Almost as strange is “2 Guns,” which is part “Training Day” (both feature Denzel Washington and a younger Caucasian, also in law enforcement—in this case it is Marky Mark Wahlberg) and part “No Country for Old Men.” While the movie includes good turns by James Marsden and Fred Ward, it is mostly a vastly confused story about three government agencies trying to grab a drug lord’s money. Several of the players seem to have death wishes.

“Paranoia” is an unsatisfactory movie about industrial espionage, but with good turns by a good cast, led by Liam Hemsworth. “Jobs” is a very unsatisfactory biopic about the unlikable (and, apparently, much over-praised) Steve Jobs of Apple Computers.  “Getaway” is a catalog of all the things we’ve ever seen in movie car chases, including—perhaps especially—all the silly things we’ve ever seen in movie car chases.

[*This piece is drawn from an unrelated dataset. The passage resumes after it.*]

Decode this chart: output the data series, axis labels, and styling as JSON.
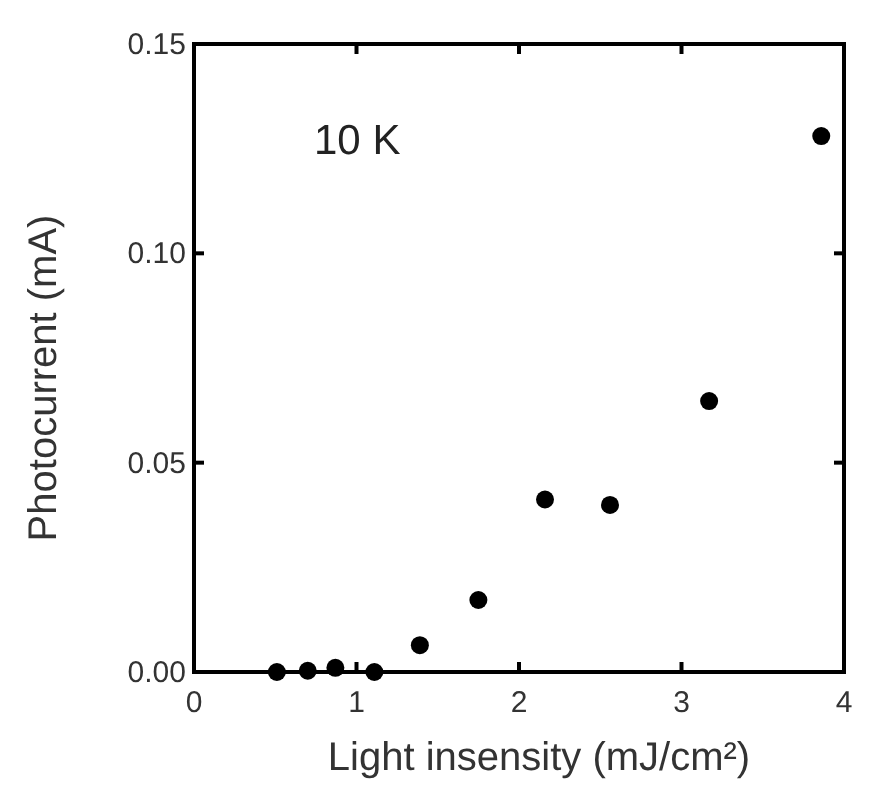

And then there’s “RED 2.” The original movie introduced us to a network of retired spies and hit men, including ones played by John Malkovich and Bruce Willis. Willis has a new girlfriend, Mary-Louise Parker, who is excited by all the adventure in the undercover work the boys find themselves unable to escape. In this sequel the action scenes are spiced with lots of comedy, most of which works pretty well. With Helen Mirren, Anthony Hopkins, Katherine Zeta-Jones, Tim Pigott-Smith, David Thwelis, and Brian Cox.

If I had to have a recent movie on hand in case a thunderstorm delays a football game, “RED 2”  is the one I’d pick. But the weather isn’t going to stop the musicals and basketball games from starting on time. Maybe you can wait until next month to laugh along with Malkovich and Parker.